Mais c'est aussi plus que cela, le plus évidemment lorsque Varda coupe de nouvelles images de localisation. Aucun de ces apartés peu fréquents n'est plus adorable (ou apprécié) que celui dans lequel elle a poussé le long d'un ensemble de pistes de dolly afin d'expliquer les 13 plans de suivi dans “; Vagabond, ”; et ensuite rejointe par l'actrice Sandrine Bonnaire pour discuter de la façon dont la réalité s'est intégrée dans la production de leur classique de 1985. Bien plus tard, elle parle à un groupe de jeunes enfants après avoir expérimenté l'une de ses récentes installations: une cabane sombre qui abrite des funérailles vidéo perpétuelles pour le chat de la famille Varda. Lorsqu'on lui a demandé ce qu'il en pensait, un jeune garçon observe qu'il n'est pas allé dans de nombreux cimetières, mais celui-ci était toujours différent. “; C'était un joyeux cimetière aux couleurs amusantes. ”;

“Varda by Agnès”

Ces mots ne sont pas simplement une description appropriée de cette œuvre d'art ou du reste de “; Varda par Agnès, ”; mais aussi peut-être pour l'ensemble de l'œuvre de Varda, qui est parsemée d'un emblème lumineux de morts et liée par une concentration sans faille sur l'impermanence. Une partie de cette énergie est sublimée dans la façon dont Varda commente les différents clips, faisant toujours référence à la façon dont les choses étaient revenues quand et comment elles auraient pu changer depuis qu'elle les a filmées (les pensées de Varda sur l'éphéméralité sont beaucoup mieux articulées dans “; Faces Places , mais avec le temps - lorsque ce film récent est moins frais dans nos esprits - il peut être plus facile d'apprécier la version CliffsNotes que nous obtenons ici).
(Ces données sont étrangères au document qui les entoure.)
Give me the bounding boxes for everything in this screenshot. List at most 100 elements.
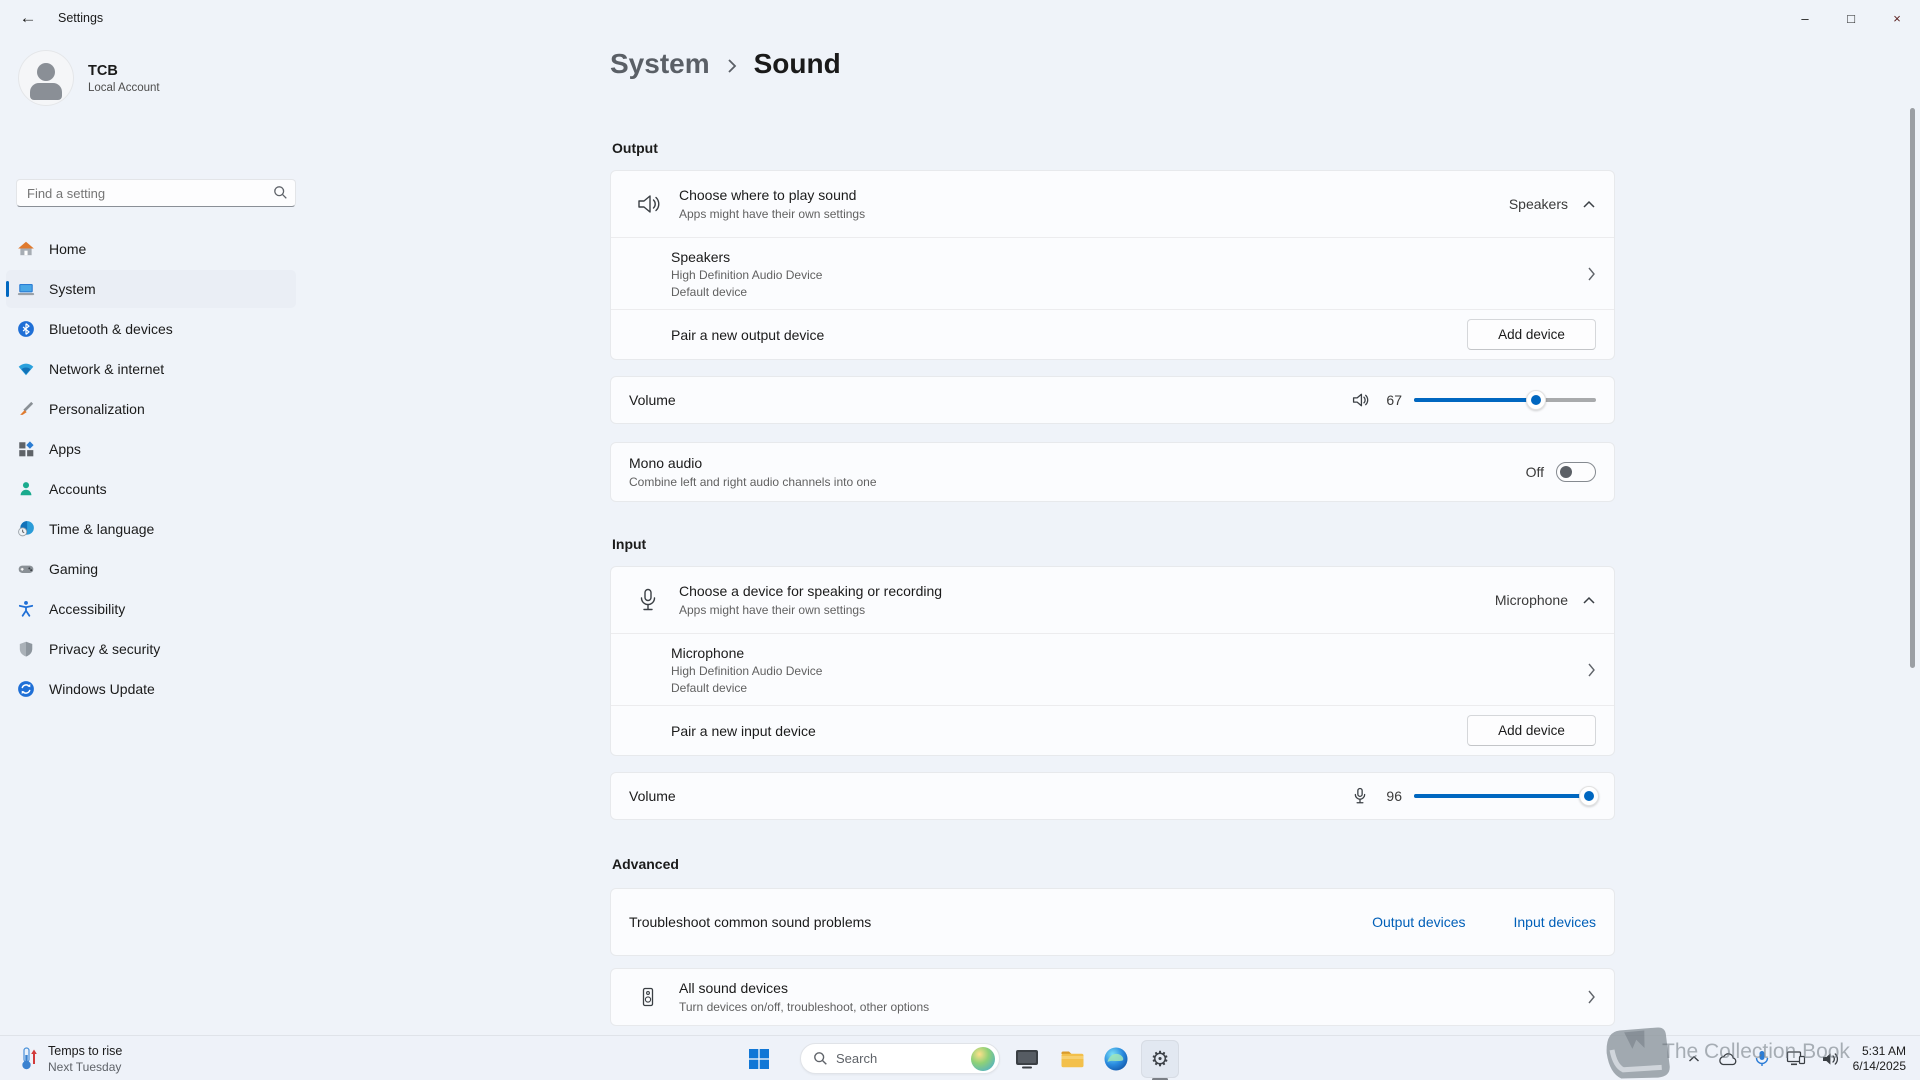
sidebar-item-accessibility[interactable]: Accessibility	[6, 590, 296, 628]
sidebar-item-label: Accessibility	[49, 601, 125, 617]
output-device-name: Speakers	[671, 249, 822, 265]
output-expander-header[interactable]: Choose where to play sound Apps might ha…	[611, 171, 1614, 237]
output-devices-link[interactable]: Output devices	[1372, 914, 1465, 930]
output-expander-card: Choose where to play sound Apps might ha…	[610, 170, 1615, 360]
taskbar-search[interactable]: Search	[800, 1043, 1000, 1074]
sidebar-item-label: Apps	[49, 441, 81, 457]
mono-audio-toggle[interactable]	[1556, 462, 1596, 482]
close-icon: ×	[1893, 11, 1901, 26]
input-device-row[interactable]: Microphone High Definition Audio Device …	[611, 633, 1614, 705]
chevron-right-icon	[1587, 662, 1596, 678]
search-input[interactable]	[16, 179, 296, 207]
output-volume-value: 67	[1380, 392, 1402, 408]
sidebar-item-network-internet[interactable]: Network & internet	[6, 350, 296, 388]
accessibility-icon	[17, 600, 35, 618]
edge-browser-button[interactable]	[1097, 1040, 1135, 1078]
vertical-scrollbar[interactable]	[1910, 108, 1915, 668]
advanced-section-label: Advanced	[612, 856, 679, 872]
minimize-icon: –	[1801, 11, 1808, 26]
sidebar-item-windows-update[interactable]: Windows Update	[6, 670, 296, 708]
speaker-icon	[633, 190, 663, 218]
sidebar-item-system[interactable]: System	[6, 270, 296, 308]
output-volume-label: Volume	[629, 392, 676, 408]
weather-headline: Temps to rise	[48, 1044, 122, 1058]
sidebar-search	[16, 179, 296, 207]
edge-icon	[1103, 1046, 1129, 1072]
slider-thumb[interactable]	[1579, 786, 1599, 806]
time-language-icon	[17, 520, 35, 538]
minimize-button[interactable]: –	[1782, 0, 1828, 36]
input-devices-link[interactable]: Input devices	[1514, 914, 1597, 930]
all-sound-devices-card[interactable]: All sound devices Turn devices on/off, t…	[610, 968, 1615, 1026]
account-card[interactable]: TCB Local Account	[18, 50, 300, 106]
sidebar-item-label: System	[49, 281, 96, 297]
breadcrumb-system[interactable]: System	[610, 48, 710, 80]
input-expander-subtitle: Apps might have their own settings	[679, 603, 942, 617]
sidebar-item-personalization[interactable]: Personalization	[6, 390, 296, 428]
avatar	[18, 50, 74, 106]
microphone-volume-icon[interactable]	[1350, 786, 1370, 806]
chevron-right-icon	[1587, 266, 1596, 282]
add-output-device-button[interactable]: Add device	[1467, 319, 1596, 350]
add-input-device-button[interactable]: Add device	[1467, 715, 1596, 746]
sidebar-item-privacy-security[interactable]: Privacy & security	[6, 630, 296, 668]
search-highlight-icon	[971, 1047, 995, 1071]
speaker-volume-icon[interactable]	[1350, 390, 1370, 410]
input-pair-label: Pair a new input device	[671, 723, 816, 739]
output-volume-slider[interactable]	[1414, 398, 1596, 402]
sound-devices-icon	[633, 986, 663, 1008]
windows-update-icon	[17, 680, 35, 698]
volume-tray-icon[interactable]	[1813, 1040, 1847, 1078]
slider-thumb[interactable]	[1526, 390, 1546, 410]
troubleshoot-label: Troubleshoot common sound problems	[629, 914, 871, 930]
clock-date: 6/14/2025	[1853, 1059, 1906, 1074]
output-device-row[interactable]: Speakers High Definition Audio Device De…	[611, 237, 1614, 309]
sidebar-item-bluetooth-devices[interactable]: Bluetooth & devices	[6, 310, 296, 348]
maximize-icon: □	[1847, 11, 1855, 26]
input-section-label: Input	[612, 536, 646, 552]
breadcrumb-separator-icon	[726, 56, 738, 76]
network-tray-icon[interactable]	[1779, 1040, 1813, 1078]
input-device-dropdown[interactable]: Microphone	[1495, 592, 1596, 608]
output-expander-subtitle: Apps might have their own settings	[679, 207, 865, 221]
start-button[interactable]	[740, 1040, 778, 1078]
task-view-button[interactable]	[1008, 1040, 1046, 1078]
microphone-tray-icon[interactable]	[1745, 1040, 1779, 1078]
weather-subline: Next Tuesday	[48, 1060, 122, 1074]
file-explorer-button[interactable]	[1053, 1040, 1091, 1078]
app-title: Settings	[58, 11, 103, 25]
input-volume-slider[interactable]	[1414, 794, 1596, 798]
sidebar-item-gaming[interactable]: Gaming	[6, 550, 296, 588]
input-expander-title: Choose a device for speaking or recordin…	[679, 583, 942, 599]
sidebar-item-accounts[interactable]: Accounts	[6, 470, 296, 508]
onedrive-cloud-icon[interactable]	[1711, 1040, 1745, 1078]
personalization-icon	[17, 400, 35, 418]
sidebar-item-label: Network & internet	[49, 361, 164, 377]
input-expander-header[interactable]: Choose a device for speaking or recordin…	[611, 567, 1614, 633]
settings-app-button[interactable]: ⚙	[1141, 1040, 1179, 1078]
chevron-right-icon	[1587, 989, 1596, 1005]
account-name: TCB	[88, 63, 160, 79]
window-controls: – □ ×	[1782, 0, 1920, 36]
output-pair-row: Pair a new output device Add device	[611, 309, 1614, 359]
close-button[interactable]: ×	[1874, 0, 1920, 36]
sidebar-item-home[interactable]: Home	[6, 230, 296, 268]
page-title: Sound	[754, 48, 841, 80]
mono-audio-subtitle: Combine left and right audio channels in…	[629, 475, 877, 489]
clock[interactable]: 5:31 AM 6/14/2025	[1847, 1044, 1916, 1074]
sidebar: TCB Local Account Home System Bluetooth …	[0, 36, 300, 1035]
sidebar-item-time-language[interactable]: Time & language	[6, 510, 296, 548]
hidden-icons-button[interactable]	[1677, 1040, 1711, 1078]
back-button[interactable]: ←	[8, 3, 48, 33]
output-device-dropdown[interactable]: Speakers	[1509, 196, 1596, 212]
search-icon	[813, 1051, 828, 1066]
task-view-icon	[1014, 1046, 1040, 1072]
apps-icon	[17, 440, 35, 458]
widgets-weather-button[interactable]: Temps to rise Next Tuesday	[10, 1039, 130, 1078]
input-volume-card: Volume 96	[610, 772, 1615, 820]
sidebar-item-apps[interactable]: Apps	[6, 430, 296, 468]
account-type: Local Account	[88, 82, 160, 94]
output-section-label: Output	[612, 140, 658, 156]
accounts-icon	[17, 480, 35, 498]
maximize-button[interactable]: □	[1828, 0, 1874, 36]
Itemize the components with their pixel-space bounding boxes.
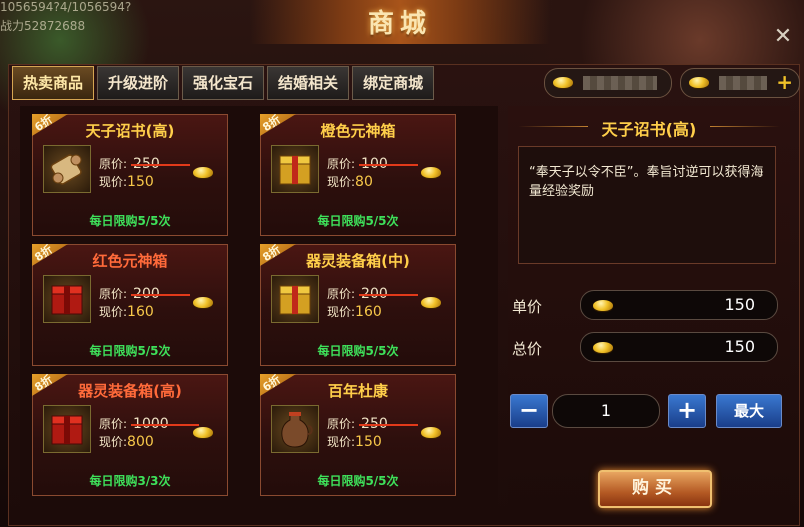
background-hud: 1056594?4/1056594? 战力52872688	[0, 0, 180, 40]
scroll-icon	[43, 145, 91, 193]
now-price: 160	[127, 304, 154, 320]
quantity-input[interactable]: 1	[552, 394, 660, 428]
purchase-limit: 每日限购5/5次	[317, 344, 399, 358]
gold-ingot-icon	[191, 165, 215, 179]
price-block: 原价: 100 现价:80	[327, 155, 388, 191]
gold-balance-value-hidden	[583, 76, 657, 90]
purchase-limit: 每日限购3/3次	[89, 474, 171, 488]
price-block: 原价: 250 现价:150	[99, 155, 160, 191]
unit-price-value: 150	[724, 295, 755, 314]
tab-upgrade[interactable]: 升级进阶	[97, 66, 180, 100]
total-price-label: 总价	[512, 340, 543, 358]
hud-power-text: 战力52872688	[0, 19, 86, 33]
gold-ingot-icon	[419, 295, 443, 309]
item-detail-panel: 天子诏书(高) “奉天子以令不臣”。奉旨讨逆可以获得海量经验奖励 单价 150 …	[508, 106, 790, 516]
bound-gold-balance: +	[680, 68, 800, 98]
unit-price-label: 单价	[512, 298, 543, 316]
now-price-label: 现价:	[99, 305, 128, 319]
gold-ingot-icon	[551, 75, 575, 89]
item-card[interactable]: 8折 橙色元神箱 原价: 100 现价:80 每日限购5/5次	[260, 114, 456, 236]
orig-price: 250	[361, 416, 388, 432]
item-card[interactable]: 8折 器灵装备箱(高) 原价: 1000 现价:800 每日限购3/3次	[32, 374, 228, 496]
item-name: 橙色元神箱	[320, 122, 396, 140]
gold-ingot-icon	[419, 165, 443, 179]
now-price: 800	[127, 434, 154, 450]
purchase-limit: 每日限购5/5次	[317, 474, 399, 488]
orig-price: 1000	[133, 416, 169, 432]
now-price-label: 现价:	[327, 175, 356, 189]
gold-ingot-icon	[687, 75, 711, 89]
orig-price-label: 原价:	[99, 287, 128, 301]
title-bar: 商城	[250, 0, 550, 44]
increase-quantity-button[interactable]: +	[668, 394, 706, 428]
gold-chest-icon	[271, 145, 319, 193]
price-block: 原价: 200 现价:160	[99, 285, 160, 321]
orig-price: 200	[133, 286, 160, 302]
now-price: 150	[355, 434, 382, 450]
item-grid: 6折 天子诏书(高) 原价: 250 现价:150 每日限购5/5次 8折 橙色元…	[20, 106, 498, 506]
tab-hot-items[interactable]: 热卖商品	[12, 66, 95, 100]
orig-price-label: 原价:	[327, 417, 356, 431]
item-card[interactable]: 8折 器灵装备箱(中) 原价: 200 现价:160 每日限购5/5次	[260, 244, 456, 366]
price-block: 原价: 250 现价:150	[327, 415, 388, 451]
recharge-plus-icon[interactable]: +	[776, 71, 793, 93]
item-name: 器灵装备箱(高)	[78, 382, 182, 400]
tab-gems[interactable]: 强化宝石	[182, 66, 265, 100]
now-price-label: 现价:	[327, 435, 356, 449]
gold-ingot-icon	[191, 425, 215, 439]
orig-price-label: 原价:	[99, 157, 128, 171]
item-name: 百年杜康	[327, 382, 388, 400]
now-price: 80	[355, 174, 373, 190]
item-card[interactable]: 6折 天子诏书(高) 原价: 250 现价:150 每日限购5/5次	[32, 114, 228, 236]
orig-price-label: 原价:	[327, 157, 356, 171]
orig-price-label: 原价:	[99, 417, 128, 431]
item-name: 器灵装备箱(中)	[306, 252, 410, 270]
item-name: 红色元神箱	[92, 252, 168, 270]
close-icon[interactable]: ✕	[772, 26, 794, 48]
total-price-field: 150	[580, 332, 778, 362]
orig-price: 100	[361, 156, 388, 172]
detail-description: “奉天子以令不臣”。奉旨讨逆可以获得海量经验奖励	[518, 146, 776, 264]
price-block: 原价: 200 现价:160	[327, 285, 388, 321]
now-price-label: 现价:	[327, 305, 356, 319]
gold-balance	[544, 68, 672, 98]
purchase-limit: 每日限购5/5次	[89, 214, 171, 228]
gold-ingot-icon	[419, 425, 443, 439]
red-chest-icon	[43, 275, 91, 323]
price-block: 原价: 1000 现价:800	[99, 415, 169, 451]
window-title: 商城	[367, 9, 432, 39]
item-card[interactable]: 8折 红色元神箱 原价: 200 现价:160 每日限购5/5次	[32, 244, 228, 366]
tab-marriage[interactable]: 结婚相关	[267, 66, 350, 100]
purchase-limit: 每日限购5/5次	[89, 344, 171, 358]
max-quantity-button[interactable]: 最大	[716, 394, 782, 428]
item-name: 天子诏书(高)	[85, 122, 175, 140]
total-price-value: 150	[724, 337, 755, 356]
gold-ingot-icon	[591, 340, 615, 354]
hud-hp-text: 1056594?4/1056594?	[0, 0, 132, 14]
unit-price-field: 150	[580, 290, 778, 320]
orig-price-label: 原价:	[327, 287, 356, 301]
purchase-limit: 每日限购5/5次	[317, 214, 399, 228]
gold-ingot-icon	[191, 295, 215, 309]
item-card[interactable]: 6折 百年杜康 原价: 250 现价:150 每日限购5/5次	[260, 374, 456, 496]
now-price-label: 现价:	[99, 435, 128, 449]
now-price: 150	[127, 174, 154, 190]
now-price-label: 现价:	[99, 175, 128, 189]
wine-jug-icon	[271, 405, 319, 453]
orig-price: 250	[133, 156, 160, 172]
decrease-quantity-button[interactable]: −	[510, 394, 548, 428]
buy-button[interactable]: 购买	[598, 470, 712, 508]
now-price: 160	[355, 304, 382, 320]
gold-chest-icon	[271, 275, 319, 323]
red-chest-icon	[43, 405, 91, 453]
tab-bar: 热卖商品 升级进阶 强化宝石 结婚相关 绑定商城	[12, 66, 437, 100]
gold-ingot-icon	[591, 298, 615, 312]
tab-bound-shop[interactable]: 绑定商城	[352, 66, 435, 100]
orig-price: 200	[361, 286, 388, 302]
detail-item-name: 天子诏书(高)	[508, 116, 790, 140]
bound-gold-value-hidden	[719, 76, 767, 90]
Ailleurs, c'est un peu plus explicite, comme quand elle réfléchit sur son défunt mari Jacques Demy, ou sur sa propre peau en décomposition. Sans graphiques pour indiquer les années, l'apparence de Varda est souvent le seul moyen de savoir quand certains des côtés sur place ont été abattus, et cela semble être son intention. “; Varda par Agnès, ”; par son homonyme, a été fait “; pas pour arrêter le temps, mais pour accompagner temps, ”; et c'est ce qu'il fait. Nous le voyons à travers son corps et à travers son travail, comme les cabanes de cinéma ”; elle fait de vieilles bobines de film maintenant qu'elle ne tire plus sur du celluloïd. “; J'ai un bon moment de vieillissement, ”; Dit Varda. “; j'aime les rides, les mains … et j'aime voir les choses devenir naturellement, vaguement détruites. ”;

Et elle aime aussi voir les choses se recycler - voir des visages, des lieux et des œuvres d'art réutilisés en quelque chose de nouveau. En regardant la cinéaste de 90 ans parcourir la mémoire de ses propres souvenirs et façonner les morceaux dans une nouvelle perspective sur la relation entre la réalité et la représentation, l'immobilité et le mouvement, la vie et l'art, il semble que Varda soit devenue une sorte de glaneuse , elle-même. Cela peut être la fin pour elle, mais regarder ces enfants dans cette foule et imaginer ce qu'ils pourraient faire avec tout ce que Varda laisse derrière lui - qui sait, peut-être qu'elle ne fait que commencer.

Catégorie: A-

«Varda by Agnès» présenté en première au Festival international du film de Berlin 2019. Il recherche actuellement une distribution aux États-Unis.